「参議院選挙終わる」②〜二大政党制のやるせなさ

 現在、憲法改正についてアンケートを取ると「改正すべきだ」と「改正すべきではない」はほぼ拮抗しています。「どちらとも言えない」も含めた割合が3:3:4であったり4:4:2であったり、一方が多少増えたり減ったりすることはあっても“拮抗”という状況はあまり変わりありません。そうした現実を前に「三分の二を許さない」とか叫んでもそれは有権者の3〜4割の危機感をあおるだけで、全体に響くものではありません。
 それに比べると「アベノミクスの継続か否か」は全員に関わる問題で「あの暗かった民主党政治の時代に戻っていいんですか?」は十分な脅迫となります。「コンクリートから人へ」は素晴らしいスローガンでしたが、結局双方に冷たかっただけという印象があるからです。

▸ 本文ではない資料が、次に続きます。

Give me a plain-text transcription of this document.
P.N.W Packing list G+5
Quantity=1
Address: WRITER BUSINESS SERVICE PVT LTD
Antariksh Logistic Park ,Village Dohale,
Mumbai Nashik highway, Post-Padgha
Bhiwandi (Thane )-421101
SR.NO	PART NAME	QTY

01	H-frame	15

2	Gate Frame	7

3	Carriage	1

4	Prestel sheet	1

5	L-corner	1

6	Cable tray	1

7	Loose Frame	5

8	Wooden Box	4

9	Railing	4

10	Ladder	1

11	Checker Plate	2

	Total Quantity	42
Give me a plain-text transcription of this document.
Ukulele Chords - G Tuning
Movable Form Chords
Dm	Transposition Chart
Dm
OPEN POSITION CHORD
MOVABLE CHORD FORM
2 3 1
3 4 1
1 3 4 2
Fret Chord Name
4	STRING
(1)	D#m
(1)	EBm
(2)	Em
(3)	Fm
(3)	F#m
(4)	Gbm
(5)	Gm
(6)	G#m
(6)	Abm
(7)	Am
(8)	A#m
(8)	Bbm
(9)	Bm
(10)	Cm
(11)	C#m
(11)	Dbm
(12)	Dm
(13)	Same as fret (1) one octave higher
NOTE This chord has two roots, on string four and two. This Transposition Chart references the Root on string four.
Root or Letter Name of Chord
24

 その民主党政権の初代総理大臣は現在、ロシアに招待されれば「クリミア併合は地域住民の民意」と言い、中国に招待されれば「尖閣列島の領有権は係争中だ」と発言し、最近では「そろそろ沖縄独立の機運も高まってきている」と捉えられかねない発言(正確には「沖縄は独立しかないと思ってしまう可能性は否定できない」)までしたりしています。確かに沖縄県が独立国となれば日中の間に尖閣問題はなくなってしまうのですが……。

 二人目の総理も年中怒鳴ってばかりの人で、周囲は恐れて忖度を重ね方向を誤ることもしばしばでした。東日本大震災自体は不幸であっても不運であったわけではありません(運の問題ではない)。しかし時の総理がK氏であったことは不幸であり不運だったといえます。

 多くの国民は旧政権のことを忘れていませんから、民主党民主党の系列の人々が表舞台にいる限り、自公が選挙に負けることはないような気がします。今回の参議院選について海外メディアが分析した、「日本国民は民主党政権の失政を忘れていない。その意味で選択肢のほとんどない選挙だった」はまったくその通りなのです。

 思えば20年前、それまでの中選挙区制が改められて衆議院小選挙区比例代表並立制が始まったとき、マスコミは、
 いよいよ日本も英米のような二大政党制の時代がやってくる。その時々の選挙結果によって離合集散、場当たり的で無責任な政権がつくられるより、政権与党と影の内閣を持つ責任ある野党が互いに琢磨し合う素晴らしい政治の時代が来る
みたいな論調で一色でした。けれど私は理解できませんでした。さまざまな組み合わせでいかようにも政権の色合いを変えられる時代を閉じて、選択肢が二つしかない二大政党制にする意味が分からなかったのです。

 それまでは自民党を右に置いて左側に「なんでも反対党」と言われた社会党(現社民党)が大きな勢力として存在しました。そのさらに左側では極端な思想の(と当時は思っていました)日本共産党がヤイノヤイノ言っています。困ったことにその内容は常に正論でした。
 政府自民党の政治がいいと思ったらもちろん自民党に投票し、こりゃダメだと思ったら社会党共産党に票を入れて政府に少しお灸をすえればそれで政府自民党はおとなしくなる、当時の私たちはそういう印象を持って投票所に向かいました。
 時に自民にも社会・共産にもくみできないということもあって、そんな場合は(良くしたもので)自民党社会党の間くらいに民社党というのがいてここがいいアイデアを持っている、そんなこともありました。
 そんなふうに、国民はその時々の情勢で、絶妙のさじ加減をふるって政府をコントロールしていたのです。

 なぜあれではいけなかったのか。今となれば本当に不思議です。
 二大政党の一方が全く信用ならん(他方がいいわけでもないけど)――そう感じる人が大量に生まれるような事態はまったく想定されていなかったのでしょう。日本には日本にあった政治のやり方があったはずなのに、誰かが自分の都合で代えてしまったとしか思えません。